If we step back and look at things simply, from my experience there are usually the tried and proven ways which are right. The problem with that is simplicity is pretty damn hard to sell. “Don’t take this supplement as it’s totally unnecessary and by eating a well balanced diet you will get all the nutrients you need” or for the last trend in ‘maximalist shoes’ “it would be far more beneficial for your long term development physiologically if you avoided over padded shoes, were patient and allowed your body to adapt over a number of years and potentially live a happy injury free future”. Instead, someone has cleverly designed a product that preys on impatient people who are willing to spend money on a ‘quick fix'.
Triathlon has quite literally turned into different sports depending on the distances and levels raced. By this I mean that in the Olympic Distance at the elite level you no longer need to be a triathlete, just a great swim/runner. You only need to take a look at Triathlon Australia’s junior development selection protocol. Swim and run times are all that count to get in. I also believe that this is the direction that Kona is headed for the elite men. You miss the front pack in the swim and burn matches to catch the Hawi train while others just sit in to finish off on the run. Look at it simply and you can see exactly how you need to train now to win at the Olympics or Kona in the elite men. Swim front pack, conserve on the bike, fastest runner wins. Those who try to break away are just kidding themselves.

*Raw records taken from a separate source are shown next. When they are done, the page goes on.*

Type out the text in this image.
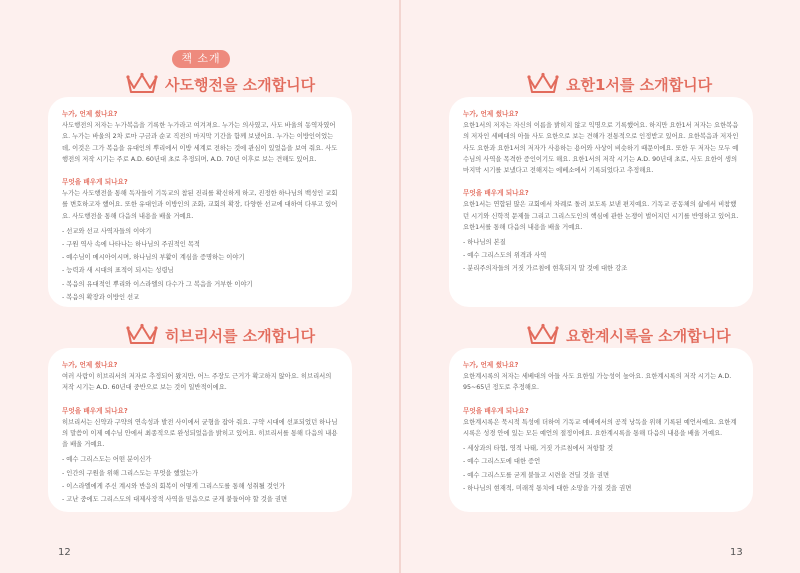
책 소개
사도행전을 소개합니다
누가, 언제 썼나요?

사도행전의 저자는 누가복음을 기록한 누가라고 여겨져요. 누가는 의사였고, 사도 바울의 동역자였어요. 누가는 바울의 2차 로마 구금과 순교 직전의 마지막 기간을 함께 보냈어요. 누가는 이방인이었는데, 이것은 그가 복음을 유대인의 뿌리에서 이방 세계로 전하는 것에 관심이 있었음을 보여 줘요. 사도행전의 저작 시기는 주로 A.D. 60년대 초로 추정되며, A.D. 70년 이후로 보는 견해도 있어요.

무엇을 배우게 되나요?

누가는 사도행전을 통해 독자들이 기독교의 참된 진리를 확신하게 하고, 진정한 하나님의 백성인 교회를 변호하고자 했어요. 또한 유대인과 이방인의 조화, 교회의 확장, 다양한 선교에 대하여 다루고 있어요. 사도행전을 통해 다음의 내용을 배울 거예요.

- 선교와 선교 사역자들의 이야기
- 구원 역사 속에 나타나는 하나님의 주권적인 목적
- 예수님이 메시아이시며, 하나님의 부활이 계심을 증명하는 이야기
- 능력과 새 시대의 표적이 되시는 성령님
- 복음의 유대적인 뿌리와 이스라엘의 다수가 그 복음을 거부한 이야기
- 복음의 확장과 이방인 선교
히브리서를 소개합니다
누가, 언제 썼나요?

여러 사람이 히브리서의 저자로 추정되어 왔지만, 어느 주장도 근거가 확고하지 않아요. 히브리서의 저작 시기는 A.D. 60년대 중반으로 보는 것이 일반적이에요.

무엇을 배우게 되나요?

히브리서는 신약과 구약의 연속성과 발전 사이에서 균형을 잡아 줘요. 구약 시대에 선포되었던 하나님의 말씀이 이제 예수님 안에서 최종적으로 완성되었음을 밝히고 있어요. 히브리서를 통해 다음의 내용을 배울 거예요.

- 예수 그리스도는 어떤 분이신가
- 인간의 구원을 위해 그리스도는 무엇을 했었는가
- 이스라엘에게 주신 계시와 반응의 회복이 어떻게 그리스도를 통해 성취될 것인가
- 고난 중에도 그리스도의 대제사장적 사역을 믿음으로 굳게 붙들어야 할 것을 권면
요한1서를 소개합니다
누가, 언제 썼나요?

요한1서의 저자는 자신의 이름을 밝히지 않고 익명으로 기록했어요. 하지만 요한1서 저자는 요한복음의 저자인 세베대의 아들 사도 요한으로 보는 견해가 전통적으로 인정받고 있어요. 요한복음과 저자인 사도 요한과 요한1서의 저자가 사용하는 용어와 사상이 비슷하기 때문이에요. 또한 두 저자는 모두 예수님의 사역을 목격한 증인이기도 해요. 요한1서의 저작 시기는 A.D. 90년대 초로, 사도 요한이 생의 마지막 시기를 보냈다고 전해지는 에베소에서 기록되었다고 추정해요.

무엇을 배우게 되나요?

요한1서는 연합된 많은 교회에서 차례로 돌려 보도록 보낸 편지예요. 기독교 공동체의 삶에서 비참했던 시기와 신학적 문제들 그리고 그리스도인의 핵심에 관한 논쟁이 벌어지던 시기를 반영하고 있어요. 요한1서를 통해 다음의 내용을 배울 거예요.

- 하나님의 본질
- 예수 그리스도의 위격과 사역
- 분리주의자들의 거짓 가르침에 현혹되지 말 것에 대한 강조
요한계시록을 소개합니다
누가, 언제 썼나요?

요한계시록의 저자는 세베대의 아들 사도 요한일 가능성이 높아요. 요한계시록의 저작 시기는 A.D. 95~65년 정도로 추정해요.

무엇을 배우게 되나요?

요한계시록은 묵시적 특성에 더하여 기독교 예배에서의 공적 낭독을 위해 기록된 예언서예요. 요한계시록은 성경 안에 있는 모든 예언의 절정이에요. 요한계시록을 통해 다음의 내용을 배울 거예요.

- 세상과의 타협, 영적 나태, 거짓 가르침에서 저항할 것
- 예수 그리스도에 대한 증언
- 예수 그리스도를 굳게 붙들고 시련을 견딜 것을 권면
- 하나님의 현재적, 미래적 통치에 대한 소망을 가질 것을 권면
12	13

"Everything should be made as simple as possible, but not simpler" said Einstein. See it is not about dumbing things down, but focusing on the key things that are important. As with most good coaches I’ve experimented over the years with many pieces of equipment, techniques, diets and training so that I could come up with my own opinion. This helped me make good choices in training equipment, recovery and racing and ultimately benefited the athletes I coach. It also helped me filter all the noise of the ‘experts’ having has my own personal experiences. That has flowed on to now being able to give sound anecdotal evidence to those I coach. The trouble is triathletes get bombarded with literally 100’s of different articles through social media about what they should be doing.
Now the problem is not in having an opinion. The problem is in why people feel it necessary to write so many varying messages. Is it to genuinely help and inform others and make them better? Or is it ‘click bait’ so people read their articles, sell a particular product or smear another brand to gain more business?
Make sure you choose wisely with what and who you listen too. You actually know in yourself what is right, you just second guess that because of the thousands of other opinions out there that leave you with the ‘what if’ in your mind. Yes it is great to have access to information and different points of view, but having different points of view doesn’t help you improve. Doing the work you need to do is what improves you.